Question
On the same camera body (Canon 1Ds MkII) at the same ISO setting (400) and with no filters attached, two different lenses give the same exposure time (0.4s) at very different apertures. The lenses and the apertures are:
- Canon 17-40mm L @ F/4
- Canon 28mm @ F/2.8
Given the differences between the apertures I would expect the exposure times to be different but they are the same. No filters (ND, polarizing etc) were used. How is this possible?
UPDATE:
More data as per your request:
- The focal length of the 17-40 was 17 mm, even if through the zoom range the exposure was (almost) the same, including (of course) the value at 28 mm.
- The scene was entirely the same (a rather dark one, no bright spots) - no light change, no settings change etc. In fact, I saw this sporadically and I tried to reproduce it. So, the camera was steady, shot a frame at 17 mm, change the lens, shot another one at 28 mm with the prime.

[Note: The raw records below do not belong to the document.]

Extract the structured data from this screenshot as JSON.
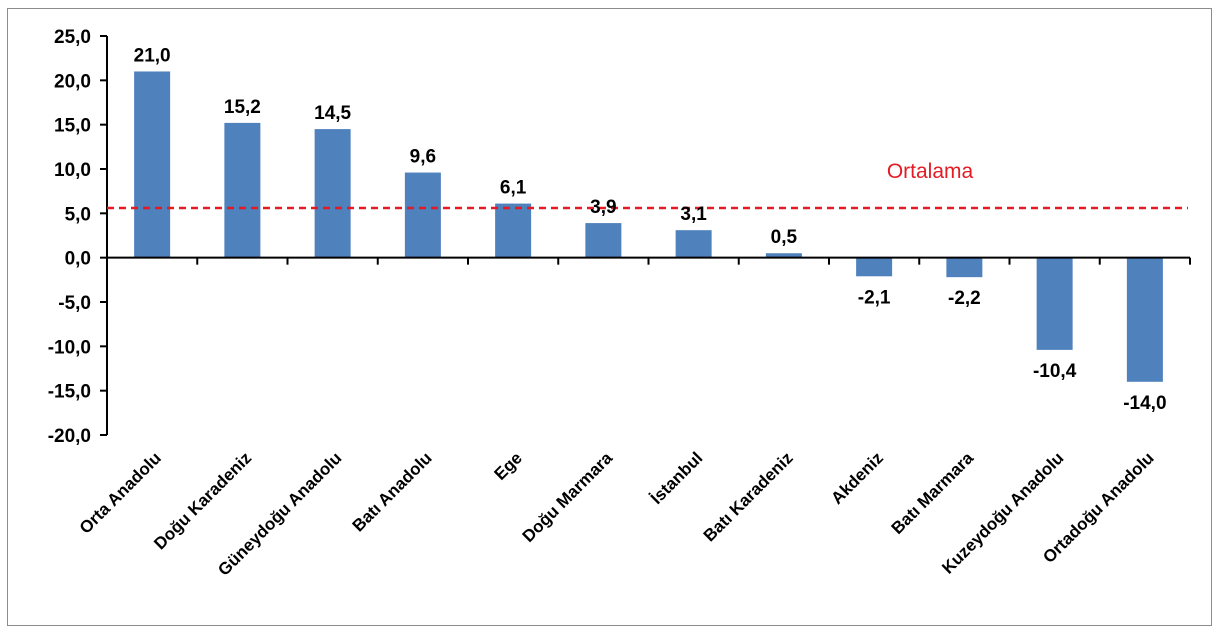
{
  "chart_data": {
    "type": "bar",
    "categories": [
      "Orta Anadolu",
      "Doğu Karadeniz",
      "Güneydoğu Anadolu",
      "Batı Anadolu",
      "Ege",
      "Doğu Marmara",
      "İstanbul",
      "Batı Karadeniz",
      "Akdeniz",
      "Batı Marmara",
      "Kuzeydoğu Anadolu",
      "Ortadoğu Anadolu"
    ],
    "values": [
      21.0,
      15.2,
      14.5,
      9.6,
      6.1,
      3.9,
      3.1,
      0.5,
      -2.1,
      -2.2,
      -10.4,
      -14.0
    ],
    "value_labels": [
      "21,0",
      "15,2",
      "14,5",
      "9,6",
      "6,1",
      "3,9",
      "3,1",
      "0,5",
      "-2,1",
      "-2,2",
      "-10,4",
      "-14,0"
    ],
    "yticks": [
      25,
      20,
      15,
      10,
      5,
      0,
      -5,
      -10,
      -15,
      -20
    ],
    "ytick_labels": [
      "25,0",
      "20,0",
      "15,0",
      "10,0",
      "5,0",
      "0,0",
      "-5,0",
      "-10,0",
      "-15,0",
      "-20,0"
    ],
    "ylim": [
      -20,
      25
    ],
    "average": {
      "label": "Ortalama",
      "value": 5.6
    },
    "colors": {
      "bar": "#4f81bd",
      "average": "#e31b23"
    },
    "grid": false,
    "legend": "none"
  }
}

- The camera was set up in average metering.
- Both lenses were used full open - at F/4 and F/2.8 respectivelly.
TIA for your feedback so far.
Answer
The apertures are different, but at only 1 stop I wouldn't call them very different. :)
Anyways, the only other thing that changes in the equation to make the exposure is the amount of light. If you're metering the whole scene then the zoom lens at the wider angle with the smaller aperture metered a larger area and the resulting average indicated the shutter speed. The 28mm, more open, but with a narrower field of view, metered less information and that resulted in less average light.
If you're center metering then you may have metered on a slightly different spot, a darker one, resulting in no change in shutter speed. In any case, it would strike me that the camera has different meter readings based on the scene it has through the lens.